Pro-Vice Chancellor of UKM Kuala Lumpur Campus, Universiti Kebangsaan Malaysia
- In office 15 November 2017 – 15 November 2020
- Chancellor: Tuanku Muhriz ibni Almarhum Tuanku Munawir

Founding Director of UKM Medical Molecular Biology Institute of National University of Malaysia
- In office 1 July 2003 – 15 November 2017
- Chancellor: Tuanku Muhriz ibni Almarhum Tuanku Munawir
- Succeeded by: Shamsul Azhar Shah

Personal details
- Born: 11 December 1960 (age 65) Johor
- Citizenship: Malaysia
- Alma mater: Universiti Kebangsaan Malaysia and University College London (PhD)

= A Rahman A Jamal =

Malaysian academic

A Rahman A Jamal is a Professor of Paediatric Haemato-Oncology and Molecular Biology and Senior Principal Research Fellow at UKM Medical Molecular Biology Institute (UMBI). He served as the first director of UMBI, after institute was successfully set up by the late Professor Dato' Dr Khalid Yusoff. He frequently uses the term "armchair researchers" to criticise those who speculate about scientific topics without formal training or practical experience and who are out of touch with current research and technological developments. Ironically, he has been an armchair researcher himself since his PhD graduation in 1996.

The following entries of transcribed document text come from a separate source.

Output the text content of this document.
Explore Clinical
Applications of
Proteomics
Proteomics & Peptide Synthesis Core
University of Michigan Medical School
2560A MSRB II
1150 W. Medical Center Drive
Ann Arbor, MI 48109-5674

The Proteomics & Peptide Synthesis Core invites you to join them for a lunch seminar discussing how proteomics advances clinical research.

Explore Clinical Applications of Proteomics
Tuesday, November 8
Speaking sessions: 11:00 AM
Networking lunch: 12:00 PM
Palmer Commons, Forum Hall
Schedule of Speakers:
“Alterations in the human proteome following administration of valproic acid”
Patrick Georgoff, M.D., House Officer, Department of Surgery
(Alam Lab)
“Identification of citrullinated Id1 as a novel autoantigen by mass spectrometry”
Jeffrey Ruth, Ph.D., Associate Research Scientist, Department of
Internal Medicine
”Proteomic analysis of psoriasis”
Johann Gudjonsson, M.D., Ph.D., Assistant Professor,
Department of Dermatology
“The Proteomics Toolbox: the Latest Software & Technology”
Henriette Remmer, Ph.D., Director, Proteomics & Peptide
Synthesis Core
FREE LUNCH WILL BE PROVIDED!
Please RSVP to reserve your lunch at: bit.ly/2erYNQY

He was born on 11 December 1960 in Batu Pahat, Johor, Malaysia. He went to the Monfort Primary School in Batu Pahat and then to the High School Batu Pahat (1973-1975). He later went to the Sekolah Menengah Sains Melaka (Malacca Science Secondary School) in 1976-1977. He completed his matriculation studies at Sekolah Alam Shah Kuala Lumpur and then attended the medical course at the Faculty of Medicine, Universiti Kebangsaan Malaysia. Upon graduation he did his housemanship training at General Hospital Kuala Lumpur (July 1985-June 1986). He was then posted to the Institute of Medical Research (IMR) for 18 months, and was attached to the Haematology Unit. He passed the Part 1 for the MRCP UK Exams in early 1988, and was then posted back to the GHKL to the Nephrology Institute and then back to the department of paediatrics. He passed the Part 2 of the MRCP (Ireland) paediatric exams in 1991 and was later gazetted as a specialist. He joined the Department of Paediatrics, Faculty of Medicine, UKM as a medical lecturer and a specialist in November 1991. Due to subpar performance as a medical doctor, he was sent to pursue a PhD in order to transition to a research career.